# How mathematicians can learn from, and even embrace, their mistakes

# BLOG: Heidelberg Laureate Forum

It’s always nice to be right—but sometimes, says Professor Günter Ziegler, it’s more interesting to be wrong.

“Math starts with a mistake,” says Ziegler, who researches discrete geometry at the Free University of Berlin, and who served as the Master of Ceremonies at the opening of the 4th annual Heidelberg Laureate Forum. Take, for example, Proposition 1 of Euclid’s *Elements*, a construction of an equilateral triangle that many consider the foundation of modern mathematics. “The solution that Euclid gives to that has been criticized a lot. In modern terms, we could say it’s incomplete or incorrect.”

The fact that Euclid’s work was improved upon doesn’t make his work less valuable. Instead, it shows us the value of preliminary work, on which future mathematicians can build. “Euclid was nevertheless great, and put down foundations of mathematics.”

A few times in his career, Ziegler has learned a great deal from mistakes.

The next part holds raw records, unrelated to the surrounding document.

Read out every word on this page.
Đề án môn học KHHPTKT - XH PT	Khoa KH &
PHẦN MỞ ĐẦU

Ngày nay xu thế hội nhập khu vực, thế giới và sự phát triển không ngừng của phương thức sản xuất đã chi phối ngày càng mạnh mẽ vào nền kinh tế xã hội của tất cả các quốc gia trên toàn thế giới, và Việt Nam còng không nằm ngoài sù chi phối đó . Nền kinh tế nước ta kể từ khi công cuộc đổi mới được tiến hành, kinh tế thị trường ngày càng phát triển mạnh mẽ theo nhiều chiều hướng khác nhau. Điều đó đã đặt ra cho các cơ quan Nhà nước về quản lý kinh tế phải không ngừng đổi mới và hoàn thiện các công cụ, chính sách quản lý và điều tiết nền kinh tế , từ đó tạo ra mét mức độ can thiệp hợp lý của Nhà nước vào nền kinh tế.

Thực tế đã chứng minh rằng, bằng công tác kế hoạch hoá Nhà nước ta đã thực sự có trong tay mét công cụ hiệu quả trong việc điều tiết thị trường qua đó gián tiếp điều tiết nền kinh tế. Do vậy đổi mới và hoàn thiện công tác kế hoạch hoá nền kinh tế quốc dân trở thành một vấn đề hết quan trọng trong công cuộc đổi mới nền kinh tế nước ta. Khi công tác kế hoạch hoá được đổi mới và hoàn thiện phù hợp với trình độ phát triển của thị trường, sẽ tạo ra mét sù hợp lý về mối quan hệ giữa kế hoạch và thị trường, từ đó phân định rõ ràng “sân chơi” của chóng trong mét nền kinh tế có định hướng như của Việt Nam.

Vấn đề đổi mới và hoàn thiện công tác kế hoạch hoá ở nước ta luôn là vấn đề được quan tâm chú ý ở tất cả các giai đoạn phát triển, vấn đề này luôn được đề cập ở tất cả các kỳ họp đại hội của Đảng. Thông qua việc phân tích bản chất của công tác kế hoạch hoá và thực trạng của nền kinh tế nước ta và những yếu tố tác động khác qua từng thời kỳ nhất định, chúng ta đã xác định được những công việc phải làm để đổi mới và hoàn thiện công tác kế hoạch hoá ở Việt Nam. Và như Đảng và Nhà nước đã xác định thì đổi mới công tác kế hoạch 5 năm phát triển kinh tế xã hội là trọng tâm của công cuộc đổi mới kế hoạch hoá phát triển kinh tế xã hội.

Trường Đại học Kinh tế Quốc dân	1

Once, a colleague from Scotland wrote to him to point out some apparent inconsistencies in a paper about regular maps. Ziegler’s team scoured the paper, and eventually started to look more closely at a well-respected paper from the 1980s.

“It turned out that the mistake was in the stuff we quoted,” he said. Mathematical researchers build on the foundations of others—but once in a while, new findings rest atop flawed foundations.

The challenge, Ziegler says, is that politeness and even politics can prevent a frank discussion of mathematical errors. The standard referee process—and the publication of *errata*, which document mistakes—certainly help. Informal online platforms, like arXiv.org, have also expanded discussions of new mathematical research.

But none of these steps are fool-proof—and, Ziegler says, “the interesting part is where we fool ourselves.”

“We spread this image of mathematics, which is: there’s a problem, there’s a solution, there’s a proof, we check it, and then it’s true forever,” he continues. “If you look at modern, high-level research, plainly it’s not so simple.”